GPU Rental Prices Have Doubled In Last Five Months, Says Data

There had been some concerns about an AI over-buildout, but at the moment it seems that people can’t get their hands on the GPUs they want.

Anjney Midha, founder of AMP and formerly a partner at a16z, posted a striking chart this week that cuts through the noise: since January 2026, GPU rental prices have more than doubled. His summary was blunt — “we are living through the covid of compute, and all the toilet paper is gone.”

The data, drawn from AMP PBC Grid estimates, Ornn, SiliconH100, Semianalysis, Epoch AI, and NVIDIA, tracks cloud GPU market prices at the 25th–75th percentile of vendor quotes across a range of chips.

What The Chart Shows

The newest and most capable chips are commanding eye-watering rates. GB300s — NVIDIA’s latest Blackwell-generation hardware — are now renting at $5.88/GPU/hr. B300s are at $5.29/hr, and B200s at $4.89/hr. Even the H200, positioned as a more accessible alternative, sits at $2.80/hr.

To put this in context: the H100, the workhorse of the last AI training cycle, had spot prices hovering near $2.00/hr for much of late 2024. Rental prices for both A100s and H100s surged sharply at the start of 2026 — a structural pickup, not a blip.

The Blackwell chips barely existed on the open market a year ago. They’re now priced nearly 3x the H100’s peak spot rate, and they’re still hard to get.

Demand Is Not Theoretical

The overbuilding narrative — popularized after DeepSeek’s efficiency claims earlier in 2025 — looks increasingly shaky. The price signal here is unambiguous: demand is outpacing supply at every tier of the market.

What’s driving it? Partly training runs for next-generation frontier models, but increasingly it’s inference. AI model usage is growing at a pace that translates directly into GPU-hours consumed daily. Google Gemini’s web traffic grew 643% year-over-year in February 2026. ChatGPT, Grok, and Claude all posted triple-digit growth over the same period. Every one of those queries requires compute cycles to answer.
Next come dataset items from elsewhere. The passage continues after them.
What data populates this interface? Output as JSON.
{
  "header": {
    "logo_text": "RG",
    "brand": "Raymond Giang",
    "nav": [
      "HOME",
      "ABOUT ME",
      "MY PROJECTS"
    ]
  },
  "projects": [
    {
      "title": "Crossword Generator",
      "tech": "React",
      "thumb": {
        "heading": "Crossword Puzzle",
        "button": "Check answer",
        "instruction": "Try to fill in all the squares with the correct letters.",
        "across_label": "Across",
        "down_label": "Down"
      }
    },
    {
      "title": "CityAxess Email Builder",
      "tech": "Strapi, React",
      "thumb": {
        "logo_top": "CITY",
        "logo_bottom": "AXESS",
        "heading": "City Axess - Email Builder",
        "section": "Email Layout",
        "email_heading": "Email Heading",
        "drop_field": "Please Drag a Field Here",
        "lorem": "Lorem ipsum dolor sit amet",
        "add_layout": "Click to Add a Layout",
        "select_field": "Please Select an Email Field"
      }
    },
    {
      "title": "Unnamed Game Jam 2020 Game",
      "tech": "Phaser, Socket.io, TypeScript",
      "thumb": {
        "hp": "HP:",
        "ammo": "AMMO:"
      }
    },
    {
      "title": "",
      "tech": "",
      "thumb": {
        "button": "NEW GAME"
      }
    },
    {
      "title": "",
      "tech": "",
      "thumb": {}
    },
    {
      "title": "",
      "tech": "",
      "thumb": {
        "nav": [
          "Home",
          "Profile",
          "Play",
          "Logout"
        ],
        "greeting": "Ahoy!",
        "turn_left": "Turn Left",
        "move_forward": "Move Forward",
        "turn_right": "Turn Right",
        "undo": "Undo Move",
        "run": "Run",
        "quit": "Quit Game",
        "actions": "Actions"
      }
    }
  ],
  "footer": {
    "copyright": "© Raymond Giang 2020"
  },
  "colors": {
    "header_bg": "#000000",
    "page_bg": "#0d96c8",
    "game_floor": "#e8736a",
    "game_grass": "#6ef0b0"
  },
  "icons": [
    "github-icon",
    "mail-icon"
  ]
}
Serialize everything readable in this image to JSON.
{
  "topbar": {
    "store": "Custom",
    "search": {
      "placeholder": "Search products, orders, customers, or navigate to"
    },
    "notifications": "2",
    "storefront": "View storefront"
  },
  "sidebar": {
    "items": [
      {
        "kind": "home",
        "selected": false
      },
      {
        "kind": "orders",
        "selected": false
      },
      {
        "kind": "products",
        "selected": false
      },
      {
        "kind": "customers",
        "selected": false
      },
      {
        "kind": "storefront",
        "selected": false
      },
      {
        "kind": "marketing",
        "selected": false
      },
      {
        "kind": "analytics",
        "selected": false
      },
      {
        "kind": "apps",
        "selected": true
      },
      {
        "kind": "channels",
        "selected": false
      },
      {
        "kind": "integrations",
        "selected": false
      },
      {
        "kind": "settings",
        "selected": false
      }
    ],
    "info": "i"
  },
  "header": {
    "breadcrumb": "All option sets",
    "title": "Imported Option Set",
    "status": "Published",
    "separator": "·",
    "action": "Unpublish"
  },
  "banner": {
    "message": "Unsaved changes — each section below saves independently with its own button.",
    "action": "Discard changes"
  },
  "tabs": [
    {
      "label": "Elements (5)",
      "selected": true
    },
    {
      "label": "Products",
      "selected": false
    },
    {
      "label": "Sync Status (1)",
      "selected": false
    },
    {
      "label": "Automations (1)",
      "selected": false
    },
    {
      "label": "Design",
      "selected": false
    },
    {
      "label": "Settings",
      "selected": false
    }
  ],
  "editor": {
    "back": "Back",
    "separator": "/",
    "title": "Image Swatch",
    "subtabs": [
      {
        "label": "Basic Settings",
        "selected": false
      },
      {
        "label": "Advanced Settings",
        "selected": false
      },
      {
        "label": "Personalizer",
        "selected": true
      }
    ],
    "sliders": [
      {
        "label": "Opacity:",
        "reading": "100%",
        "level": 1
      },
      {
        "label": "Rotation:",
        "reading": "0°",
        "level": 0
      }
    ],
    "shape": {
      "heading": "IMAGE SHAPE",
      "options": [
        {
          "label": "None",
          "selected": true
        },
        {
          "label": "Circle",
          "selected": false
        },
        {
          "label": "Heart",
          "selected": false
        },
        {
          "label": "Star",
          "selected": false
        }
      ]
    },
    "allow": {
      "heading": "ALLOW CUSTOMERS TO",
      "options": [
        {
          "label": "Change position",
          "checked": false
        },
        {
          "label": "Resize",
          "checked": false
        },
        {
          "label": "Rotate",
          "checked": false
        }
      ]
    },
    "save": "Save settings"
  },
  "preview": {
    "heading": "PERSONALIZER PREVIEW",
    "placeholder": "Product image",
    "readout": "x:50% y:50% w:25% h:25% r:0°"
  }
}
This is operational demand — businesses running AI in production, not just experimenting. The chips to serve it are, apparently, not sufficient.

The Infrastructure Race Isn’t Slowing

The backdrop to all this is a staggering level of capital expenditure by the hyperscalers. Big Tech is projected to collectively spend around $655 billion on AI infrastructure in 2026. Amazon alone has committed $200 billion. Google is near-doubling its spend to $180 billion. And yet, prices are still going up.

That’s the paradox: even as hundreds of billions pour into new data centers and chip procurement, the market is tightening. The build-out takes time. Data center construction has surpassed office construction in the US for the first time on record, but shovels in the ground today don’t translate to available GPU capacity tomorrow.

What This Means

For AI startups and researchers, the cost of compute has quietly become one of the defining constraints of 2026. The companies that locked in capacity early — through reserved instances or direct chip purchases — are sitting on a significant advantage. Those coming to the market now are paying a steep premium, if they can find availability at all.

For investors, the pricing data is a direct rebuke of the overbuilding thesis. Markets don’t double prices when supply is abundant.

Midha’s “toilet paper” analogy could be apt. In March 2020, people weren’t hoarding toilet paper because they needed more of it — they were hoarding it because everyone else was. The same dynamic could be playing out in compute. The fear of being caught without access is itself a driver of scarcity. Whether that resolves cleanly or badly is the open question — but for now, the GPUs are gone, and the price is whatever the market will bear.